There are many TTS solutions on the market, here is a simple comparison:
Multi-language support | |||
Dialect Support | |||
Zero-Shot Clone | |||
Low latency streaming | |||
Open Source and Licensing | |||
cost | |||
Customization capabilities | |||
Ease of use | |||
Natural effect |
In simple terms:
• Commercial cloud TTS : Saves time and effort, is ready to use out of the box, and generally produces good results, but is charged on a volume-based basis and is difficult to customize. • Other open source TTS : high degree of freedom, free, but the effects, functions, and community activity vary, and it is not easy to find one that is comprehensive and easy to use. • CosyVoice 2.0 : It combines the advantages of both, with top-notch effects, comprehensive functions (especially multi-language, dialects, and zero-sample cloning), completely open source and free, and great customization potential. The disadvantage is that it requires certain hands-on skills to deploy and use, and also has certain requirements for computing resources.

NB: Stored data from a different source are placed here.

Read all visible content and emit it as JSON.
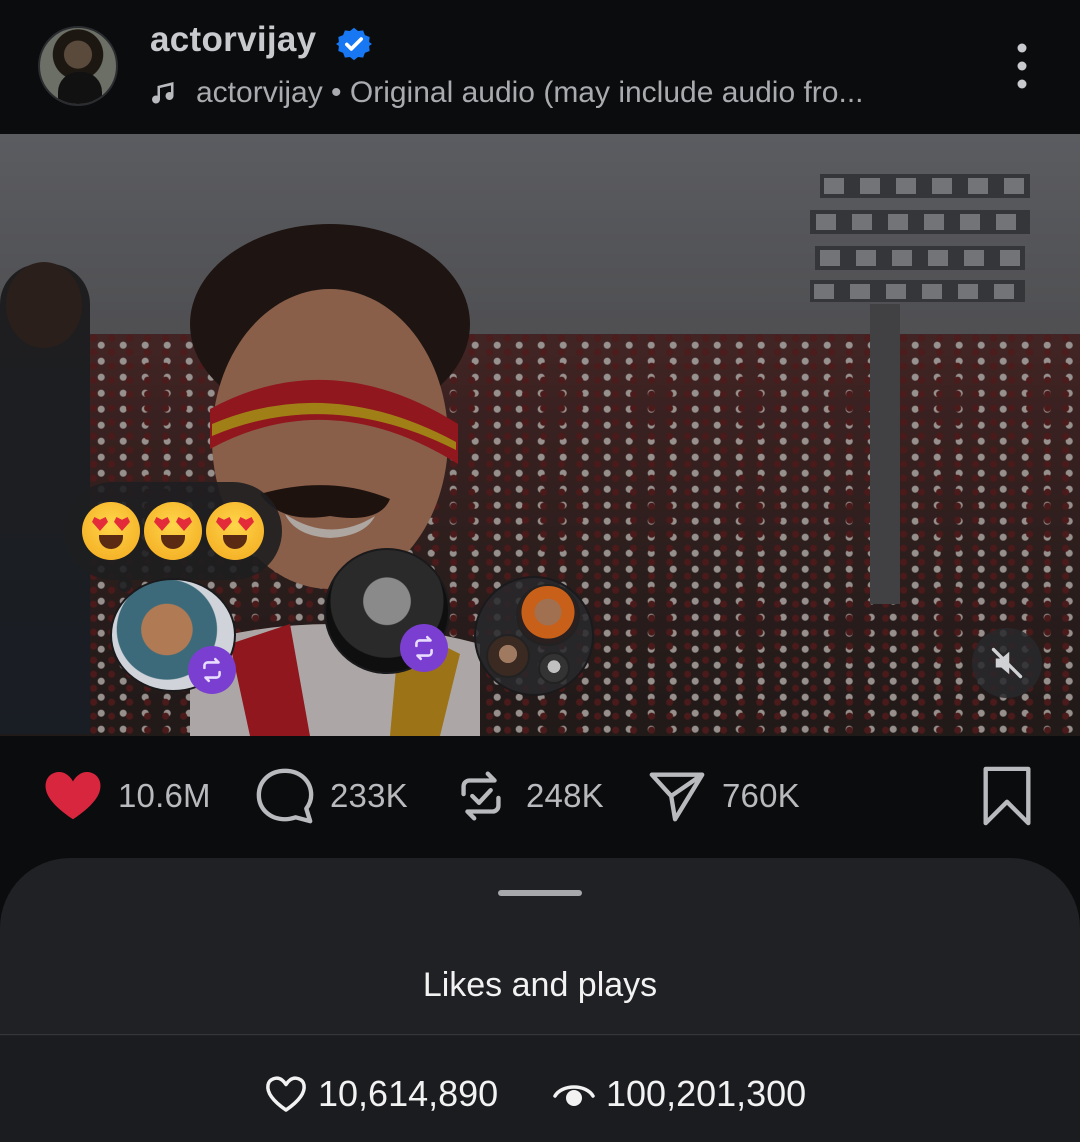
{
  "header": {
    "username": "actorvijay",
    "audio_text": "actorvijay • Original audio (may include audio fro..."
  },
  "icons": {
    "verified": "verified-badge-icon",
    "audio": "music-note-icon",
    "more": "more-vertical-icon",
    "like": "heart-filled-icon",
    "comment": "comment-icon",
    "repost": "repost-icon",
    "share": "send-icon",
    "save": "bookmark-icon",
    "mute": "muted-speaker-icon"
  },
  "reactions": {
    "emojis": [
      "😍",
      "😍",
      "😍"
    ]
  },
  "actions": {
    "likes": "10.6M",
    "comments": "233K",
    "reposts": "248K",
    "shares": "760K"
  },
  "sheet": {
    "title": "Likes and plays",
    "likes_count": "10,614,890",
    "plays_count": "100,201,300"
  },
  "colors": {
    "like_red": "#d7263d",
    "verified_blue": "#1877f2",
    "repost_purple": "#7a3fd0",
    "sheet_bg": "#202124"
  }
}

For developers and teams who want to delve deeper into voice technology, require a high degree of customization, or want to integrate high-quality TTS into their own products without being constrained by commercial APIs, CosyVoice 2.0 is definitely an option worth focusing on and trying.
The future is promising and the community is active
After looking at the project's roadmap, the team is still iterating and plans to launch a model with a higher compression rate (25Hz), a sound conversion model, optimize inference stability, etc. The project is also quite active on GitHub (12.8k Stars!), and there is an official DingTalk group for communication and discussion.
If you are interested in speech synthesis, or are looking for a powerful, flexible, and effective TTS solution for your project, I strongly recommend going to GitHub (search FunAudioLLM/CosyVoice
) Check out CosyVoice 2.0. Run the demo yourself and listen to the results. Maybe you will be amazed by its capabilities like I was!